Every parish of the Serbian Church in Montenegro will develop its own committee to protect churches, monasteries, and shrines of the Serbian Church in the wake of the adoption of the new law that will allow the Montenegrin government to seize Church property, His Grace Bishop Joanikije of Budimlja-Nikšić told protesters in Podgorica this morning.
45 out of 81 Deputies voted in favor of the law. There were no “no” votes or abstentions, as the police detained all the opposition Deputies, reports TASS.
The ruling coalition rejected all amendments to the bill proposed by the Serbian Church.
The state favors the miniscule and schismatic “Montenegrin Orthodox Church” and has subjected the canonical Serbian Church to other forms of persecution, considering it hostile to the country’s independence.

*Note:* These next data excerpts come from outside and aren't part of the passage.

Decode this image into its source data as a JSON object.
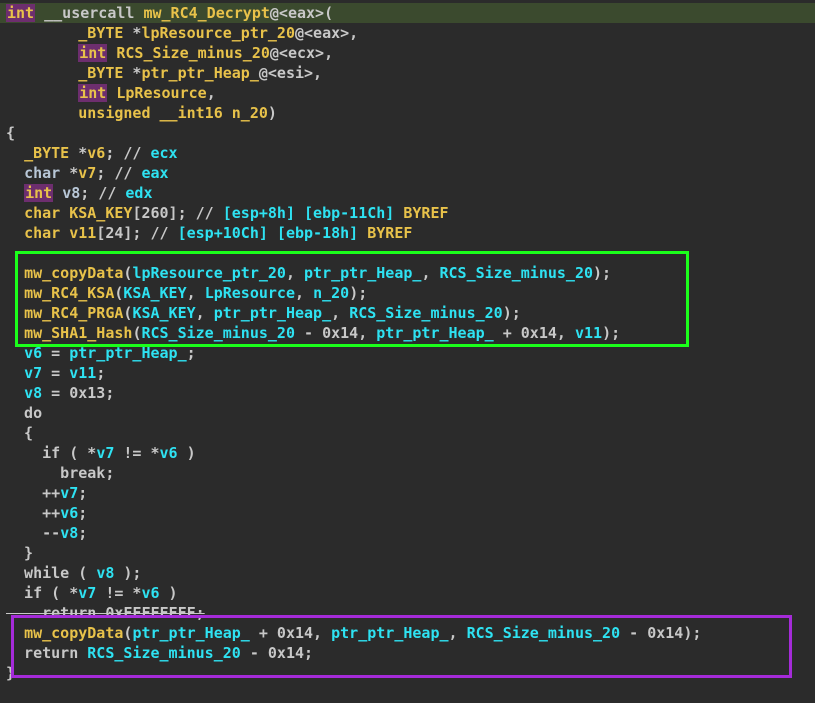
{
  "lines": [
    {
      "segments": [
        {
          "c": "kwbox",
          "t": "int"
        },
        {
          "c": "txt",
          "t": " __usercall "
        },
        {
          "c": "fn",
          "t": "mw_RC4_Decrypt"
        },
        {
          "c": "txt",
          "t": "@<eax>("
        }
      ],
      "hl": true
    },
    {
      "segments": [
        {
          "c": "txt",
          "t": "        "
        },
        {
          "c": "type",
          "t": "_BYTE"
        },
        {
          "c": "txt",
          "t": " *"
        },
        {
          "c": "fn",
          "t": "lpResource_ptr_20"
        },
        {
          "c": "txt",
          "t": "@<eax>,"
        }
      ]
    },
    {
      "segments": [
        {
          "c": "txt",
          "t": "        "
        },
        {
          "c": "kwbox",
          "t": "int"
        },
        {
          "c": "txt",
          "t": " "
        },
        {
          "c": "fn",
          "t": "RCS_Size_minus_20"
        },
        {
          "c": "txt",
          "t": "@<ecx>,"
        }
      ]
    },
    {
      "segments": [
        {
          "c": "txt",
          "t": "        "
        },
        {
          "c": "type",
          "t": "_BYTE"
        },
        {
          "c": "txt",
          "t": " *"
        },
        {
          "c": "fn",
          "t": "ptr_ptr_Heap_"
        },
        {
          "c": "txt",
          "t": "@<esi>,"
        }
      ]
    },
    {
      "segments": [
        {
          "c": "txt",
          "t": "        "
        },
        {
          "c": "kwbox",
          "t": "int"
        },
        {
          "c": "txt",
          "t": " "
        },
        {
          "c": "fn",
          "t": "LpResource"
        },
        {
          "c": "txt",
          "t": ","
        }
      ]
    },
    {
      "segments": [
        {
          "c": "txt",
          "t": "        "
        },
        {
          "c": "type",
          "t": "unsigned __int16"
        },
        {
          "c": "txt",
          "t": " "
        },
        {
          "c": "fn",
          "t": "n_20"
        },
        {
          "c": "txt",
          "t": ")"
        }
      ]
    },
    {
      "segments": [
        {
          "c": "txt",
          "t": "{"
        }
      ]
    },
    {
      "segments": [
        {
          "c": "txt",
          "t": "  "
        },
        {
          "c": "type",
          "t": "_BYTE"
        },
        {
          "c": "txt",
          "t": " *"
        },
        {
          "c": "fn",
          "t": "v6"
        },
        {
          "c": "txt",
          "t": "; // "
        },
        {
          "c": "cmt",
          "t": "ecx"
        }
      ]
    },
    {
      "segments": [
        {
          "c": "txt",
          "t": "  "
        },
        {
          "c": "kw",
          "t": "char"
        },
        {
          "c": "txt",
          "t": " *"
        },
        {
          "c": "fn",
          "t": "v7"
        },
        {
          "c": "txt",
          "t": "; // "
        },
        {
          "c": "cmt",
          "t": "eax"
        }
      ]
    },
    {
      "segments": [
        {
          "c": "txt",
          "t": "  "
        },
        {
          "c": "kwbox",
          "t": "int"
        },
        {
          "c": "txt",
          "t": " "
        },
        {
          "c": "kw",
          "t": "v8"
        },
        {
          "c": "txt",
          "t": "; // "
        },
        {
          "c": "cmt",
          "t": "edx"
        }
      ]
    },
    {
      "segments": [
        {
          "c": "txt",
          "t": "  "
        },
        {
          "c": "type",
          "t": "char"
        },
        {
          "c": "txt",
          "t": " "
        },
        {
          "c": "fn",
          "t": "KSA_KEY"
        },
        {
          "c": "txt",
          "t": "[260]; // "
        },
        {
          "c": "cmt",
          "t": "[esp+8h] [ebp-11Ch]"
        },
        {
          "c": "txt",
          "t": " "
        },
        {
          "c": "fn",
          "t": "BYREF"
        }
      ]
    },
    {
      "segments": [
        {
          "c": "txt",
          "t": "  "
        },
        {
          "c": "type",
          "t": "char"
        },
        {
          "c": "txt",
          "t": " "
        },
        {
          "c": "fn",
          "t": "v11"
        },
        {
          "c": "txt",
          "t": "[24]; // "
        },
        {
          "c": "cmt",
          "t": "[esp+10Ch] [ebp-18h]"
        },
        {
          "c": "txt",
          "t": " "
        },
        {
          "c": "fn",
          "t": "BYREF"
        }
      ]
    },
    {
      "segments": [
        {
          "c": "txt",
          "t": ""
        }
      ]
    },
    {
      "segments": [
        {
          "c": "txt",
          "t": "  "
        },
        {
          "c": "fn",
          "t": "mw_copyData"
        },
        {
          "c": "txt",
          "t": "("
        },
        {
          "c": "var",
          "t": "lpResource_ptr_20"
        },
        {
          "c": "txt",
          "t": ", "
        },
        {
          "c": "var",
          "t": "ptr_ptr_Heap_"
        },
        {
          "c": "txt",
          "t": ", "
        },
        {
          "c": "var",
          "t": "RCS_Size_minus_20"
        },
        {
          "c": "txt",
          "t": ");"
        }
      ]
    },
    {
      "segments": [
        {
          "c": "txt",
          "t": "  "
        },
        {
          "c": "fn",
          "t": "mw_RC4_KSA"
        },
        {
          "c": "txt",
          "t": "("
        },
        {
          "c": "var",
          "t": "KSA_KEY"
        },
        {
          "c": "txt",
          "t": ", "
        },
        {
          "c": "var",
          "t": "LpResource"
        },
        {
          "c": "txt",
          "t": ", "
        },
        {
          "c": "var",
          "t": "n_20"
        },
        {
          "c": "txt",
          "t": ");"
        }
      ]
    },
    {
      "segments": [
        {
          "c": "txt",
          "t": "  "
        },
        {
          "c": "fn",
          "t": "mw_RC4_PRGA"
        },
        {
          "c": "txt",
          "t": "("
        },
        {
          "c": "var",
          "t": "KSA_KEY"
        },
        {
          "c": "txt",
          "t": ", "
        },
        {
          "c": "var",
          "t": "ptr_ptr_Heap_"
        },
        {
          "c": "txt",
          "t": ", "
        },
        {
          "c": "var",
          "t": "RCS_Size_minus_20"
        },
        {
          "c": "txt",
          "t": ");"
        }
      ]
    },
    {
      "segments": [
        {
          "c": "txt",
          "t": "  "
        },
        {
          "c": "fn",
          "t": "mw_SHA1_Hash"
        },
        {
          "c": "txt",
          "t": "("
        },
        {
          "c": "var",
          "t": "RCS_Size_minus_20"
        },
        {
          "c": "txt",
          "t": " - 0x14, "
        },
        {
          "c": "var",
          "t": "ptr_ptr_Heap_"
        },
        {
          "c": "txt",
          "t": " + 0x14, "
        },
        {
          "c": "var",
          "t": "v11"
        },
        {
          "c": "txt",
          "t": ");"
        }
      ]
    },
    {
      "segments": [
        {
          "c": "txt",
          "t": "  "
        },
        {
          "c": "var",
          "t": "v6"
        },
        {
          "c": "txt",
          "t": " = "
        },
        {
          "c": "var",
          "t": "ptr_ptr_Heap_"
        },
        {
          "c": "txt",
          "t": ";"
        }
      ]
    },
    {
      "segments": [
        {
          "c": "txt",
          "t": "  "
        },
        {
          "c": "var",
          "t": "v7"
        },
        {
          "c": "txt",
          "t": " = "
        },
        {
          "c": "var",
          "t": "v11"
        },
        {
          "c": "txt",
          "t": ";"
        }
      ]
    },
    {
      "segments": [
        {
          "c": "txt",
          "t": "  "
        },
        {
          "c": "var",
          "t": "v8"
        },
        {
          "c": "txt",
          "t": " = 0x13;"
        }
      ]
    },
    {
      "segments": [
        {
          "c": "txt",
          "t": "  do"
        }
      ]
    },
    {
      "segments": [
        {
          "c": "txt",
          "t": "  {"
        }
      ]
    },
    {
      "segments": [
        {
          "c": "txt",
          "t": "    if ( *"
        },
        {
          "c": "var",
          "t": "v7"
        },
        {
          "c": "txt",
          "t": " != *"
        },
        {
          "c": "var",
          "t": "v6"
        },
        {
          "c": "txt",
          "t": " )"
        }
      ]
    },
    {
      "segments": [
        {
          "c": "txt",
          "t": "      break;"
        }
      ]
    },
    {
      "segments": [
        {
          "c": "txt",
          "t": "    ++"
        },
        {
          "c": "var",
          "t": "v7"
        },
        {
          "c": "txt",
          "t": ";"
        }
      ]
    },
    {
      "segments": [
        {
          "c": "txt",
          "t": "    ++"
        },
        {
          "c": "var",
          "t": "v6"
        },
        {
          "c": "txt",
          "t": ";"
        }
      ]
    },
    {
      "segments": [
        {
          "c": "txt",
          "t": "    --"
        },
        {
          "c": "var",
          "t": "v8"
        },
        {
          "c": "txt",
          "t": ";"
        }
      ]
    },
    {
      "segments": [
        {
          "c": "txt",
          "t": "  }"
        }
      ]
    },
    {
      "segments": [
        {
          "c": "txt",
          "t": "  while ( "
        },
        {
          "c": "var",
          "t": "v8"
        },
        {
          "c": "txt",
          "t": " );"
        }
      ]
    },
    {
      "segments": [
        {
          "c": "txt",
          "t": "  if ( *"
        },
        {
          "c": "var",
          "t": "v7"
        },
        {
          "c": "txt",
          "t": " != *"
        },
        {
          "c": "var",
          "t": "v6"
        },
        {
          "c": "txt",
          "t": " )"
        }
      ]
    },
    {
      "segments": [
        {
          "c": "txt strike",
          "t": "    return 0xFFFFFFFF;"
        }
      ]
    },
    {
      "segments": [
        {
          "c": "txt",
          "t": "  "
        },
        {
          "c": "fn",
          "t": "mw_copyData"
        },
        {
          "c": "txt",
          "t": "("
        },
        {
          "c": "var",
          "t": "ptr_ptr_Heap_"
        },
        {
          "c": "txt",
          "t": " + 0x14, "
        },
        {
          "c": "var",
          "t": "ptr_ptr_Heap_"
        },
        {
          "c": "txt",
          "t": ", "
        },
        {
          "c": "var",
          "t": "RCS_Size_minus_20"
        },
        {
          "c": "txt",
          "t": " - 0x14);"
        }
      ]
    },
    {
      "segments": [
        {
          "c": "txt",
          "t": "  return "
        },
        {
          "c": "var",
          "t": "RCS_Size_minus_20"
        },
        {
          "c": "txt",
          "t": " - 0x14;"
        }
      ]
    },
    {
      "segments": [
        {
          "c": "txt",
          "t": "}"
        }
      ]
    }
  ]
}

According to the new law, “All religious buildings that were property of the State of Montenegro before the loss of its independence and merging into the Kingdom of Serbs, Croats and Slovenes in 1918, and which subsequently did not become the property of a religious community in the proper legal way, will be recognised as state property,” the Secretariat-General of the Montenegrin government earlier said.
The hierarchs of the Serbian Church understand the law as a means to seize Serbian property to be handed over to the schismatic “Montenegrin Orthodox Church.”